AI contribution statement: AI tools were not involved in the study design or interpretation of results and no part of the manuscript was generated by AI. AI tools were used solely for language polishing and readability improvement. No AI-generated images were used.
Conflict-of-interest statement: The author declares no conflict of interests for this article.
Corresponding author: Kirolos Eskandar, MD, Researcher, Medicine and Surgery, Helwan University, Al Masaken Al Iqtisadeyah, Helwan, Cairo Governorate 4034572, Giza 11795, Al Jīzah, Egypt. kirolos210575@med.helwan.edu.eg
Received: December 16, 2025 Revised: January 18, 2026 Accepted: February 9, 2026 Published online: June 25, 2026 Processing time: 183 Days and 11.6 Hours
Abstract
Chronic kidney disease (CKD) is a heterogeneous and frequently underdiagnosed condition in which conventional diagnostic and prognostic approaches based on static biomarkers and linear risk models offer limited sensitivity for early detection and individualized risk stratification. Artificial intelligence (AI) enables integration of longitudinal, high-dimensional, and multimodal clinical data, providing opportunities to address key limitations in current CKD care. This narrative review synthesizes human clinical studies published between 2019 and 2025 evaluating AI applications across the CKD continuum, including early detection, risk prediction, disease progression, treatment personalization, complication management, dialysis, and kidney transplantation. Evidence was analyzed thematically with emphasis on model performance, validation strategies, explainability, and translational readiness. Across multiple domains, AI-based models generally demonstrated improved discrimination and risk stratification compared with traditional statistical approaches, particularly when incorporating longitudinal trajectories and multimodal inputs.
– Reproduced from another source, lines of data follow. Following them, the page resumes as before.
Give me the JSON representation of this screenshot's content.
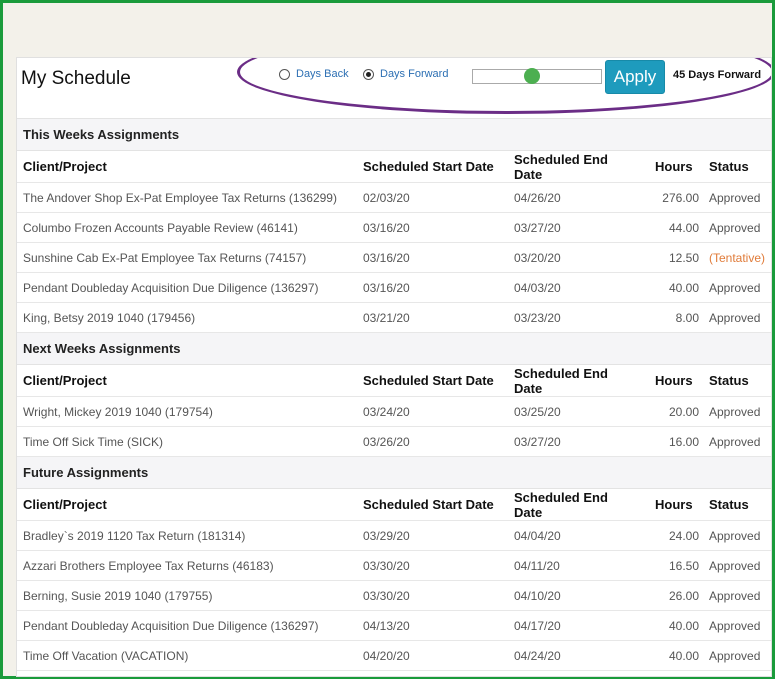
{
  "page_title": "My Schedule",
  "controls": {
    "days_back_label": "Days Back",
    "days_forward_label": "Days Forward",
    "selected": "Days Forward",
    "slider_fraction": 0.45,
    "apply_label": "Apply",
    "days_forward_text": "45 Days Forward",
    "slider_color": "#4caf50",
    "apply_color": "#1e9bbd"
  },
  "columns": {
    "client": "Client/Project",
    "start": "Scheduled  Start Date",
    "end": "Scheduled End Date",
    "hours": "Hours",
    "status": "Status"
  },
  "sections": [
    {
      "title": "This Weeks Assignments",
      "rows": [
        {
          "client": "The Andover Shop Ex-Pat Employee Tax Returns (136299)",
          "start": "02/03/20",
          "end": "04/26/20",
          "hours": "276.00",
          "status": "Approved"
        },
        {
          "client": "Columbo Frozen Accounts Payable Review (46141)",
          "start": "03/16/20",
          "end": "03/27/20",
          "hours": "44.00",
          "status": "Approved"
        },
        {
          "client": "Sunshine Cab Ex-Pat Employee Tax Returns (74157)",
          "start": "03/16/20",
          "end": "03/20/20",
          "hours": "12.50",
          "status": "(Tentative)"
        },
        {
          "client": "Pendant Doubleday Acquisition Due Diligence (136297)",
          "start": "03/16/20",
          "end": "04/03/20",
          "hours": "40.00",
          "status": "Approved"
        },
        {
          "client": "King, Betsy 2019 1040 (179456)",
          "start": "03/21/20",
          "end": "03/23/20",
          "hours": "8.00",
          "status": "Approved"
        }
      ]
    },
    {
      "title": "Next Weeks Assignments",
      "rows": [
        {
          "client": "Wright, Mickey 2019 1040 (179754)",
          "start": "03/24/20",
          "end": "03/25/20",
          "hours": "20.00",
          "status": "Approved"
        },
        {
          "client": "Time Off Sick Time (SICK)",
          "start": "03/26/20",
          "end": "03/27/20",
          "hours": "16.00",
          "status": "Approved"
        }
      ]
    },
    {
      "title": "Future Assignments",
      "rows": [
        {
          "client": "Bradley`s 2019 1120 Tax Return (181314)",
          "start": "03/29/20",
          "end": "04/04/20",
          "hours": "24.00",
          "status": "Approved"
        },
        {
          "client": "Azzari Brothers Employee Tax Returns (46183)",
          "start": "03/30/20",
          "end": "04/11/20",
          "hours": "16.50",
          "status": "Approved"
        },
        {
          "client": "Berning, Susie 2019 1040 (179755)",
          "start": "03/30/20",
          "end": "04/10/20",
          "hours": "26.00",
          "status": "Approved"
        },
        {
          "client": "Pendant Doubleday Acquisition Due Diligence (136297)",
          "start": "04/13/20",
          "end": "04/17/20",
          "hours": "40.00",
          "status": "Approved"
        },
        {
          "client": "Time Off Vacation (VACATION)",
          "start": "04/20/20",
          "end": "04/24/20",
          "hours": "40.00",
          "status": "Approved"
        }
      ]
    }
  ]
}
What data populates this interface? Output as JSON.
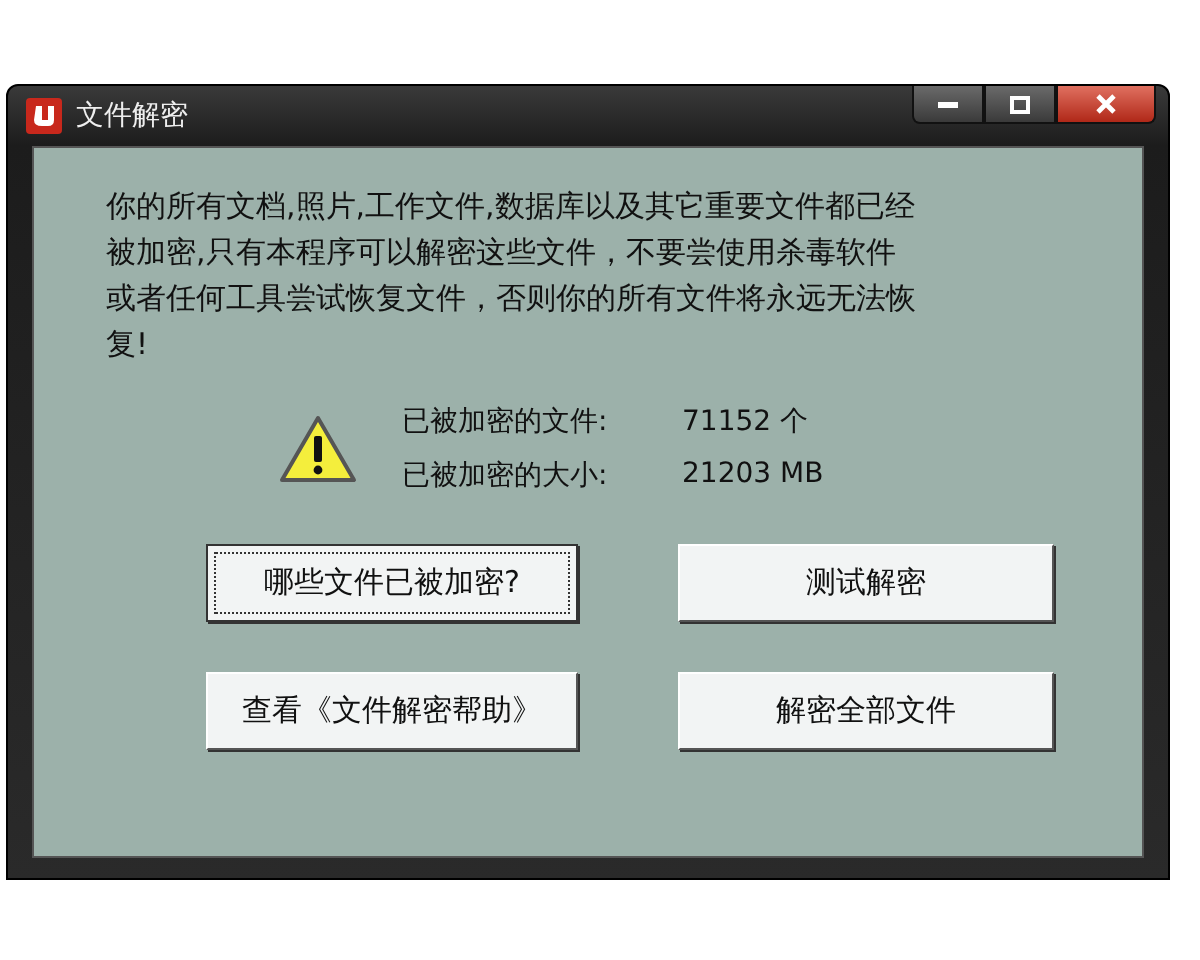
{
  "window": {
    "title": "文件解密"
  },
  "message": "你的所有文档,照片,工作文件,数据库以及其它重要文件都已经被加密,只有本程序可以解密这些文件，不要尝使用杀毒软件或者任何工具尝试恢复文件，否则你的所有文件将永远无法恢复!",
  "stats": [
    {
      "label": "已被加密的文件:",
      "value": "71152 个"
    },
    {
      "label": "已被加密的大小:",
      "value": "21203 MB"
    }
  ],
  "buttons": [
    {
      "label": "哪些文件已被加密?",
      "focused": true
    },
    {
      "label": "测试解密",
      "focused": false
    },
    {
      "label": "查看《文件解密帮助》",
      "focused": false
    },
    {
      "label": "解密全部文件",
      "focused": false
    }
  ]
}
However, most models were exploratory or internally validated, with limited external validation and minimal prospective evaluation. Reported applications included earlier CKD identification, improved prediction of progression and acute kidney injury, optimization of pharmacologic and dialysis strategies, and enhanced prognostication in kidney transplantation. Overall, AI holds promise for more precise CKD detection and management, but real-world impact will require prospective validation, standardized reporting, and rigorous assessment of clinical utility.
Core Tip: Artificial intelligence (AI) holds significant promise for transforming chronic kidney disease (CKD) care by integrating longitudinal, high-dimensional, and multimodal clinical data to support earlier detection, improved risk stratification, and personalized management. This review synthesizes recent evidence on AI applications across the CKD continuum, including early detection, risk prediction, personalized treatment, complication management, dialysis, and kidney transplantation. Beyond reporting model performance, it critically examines validation quality, calibration, explainability, equity, and real-world implementation barriers, highlighting the persistent gap between methodological innovation and routine clinical deployment. The review outlines key priorities required to translate AI tools into safe, equitable, and clinically meaningful CKD care.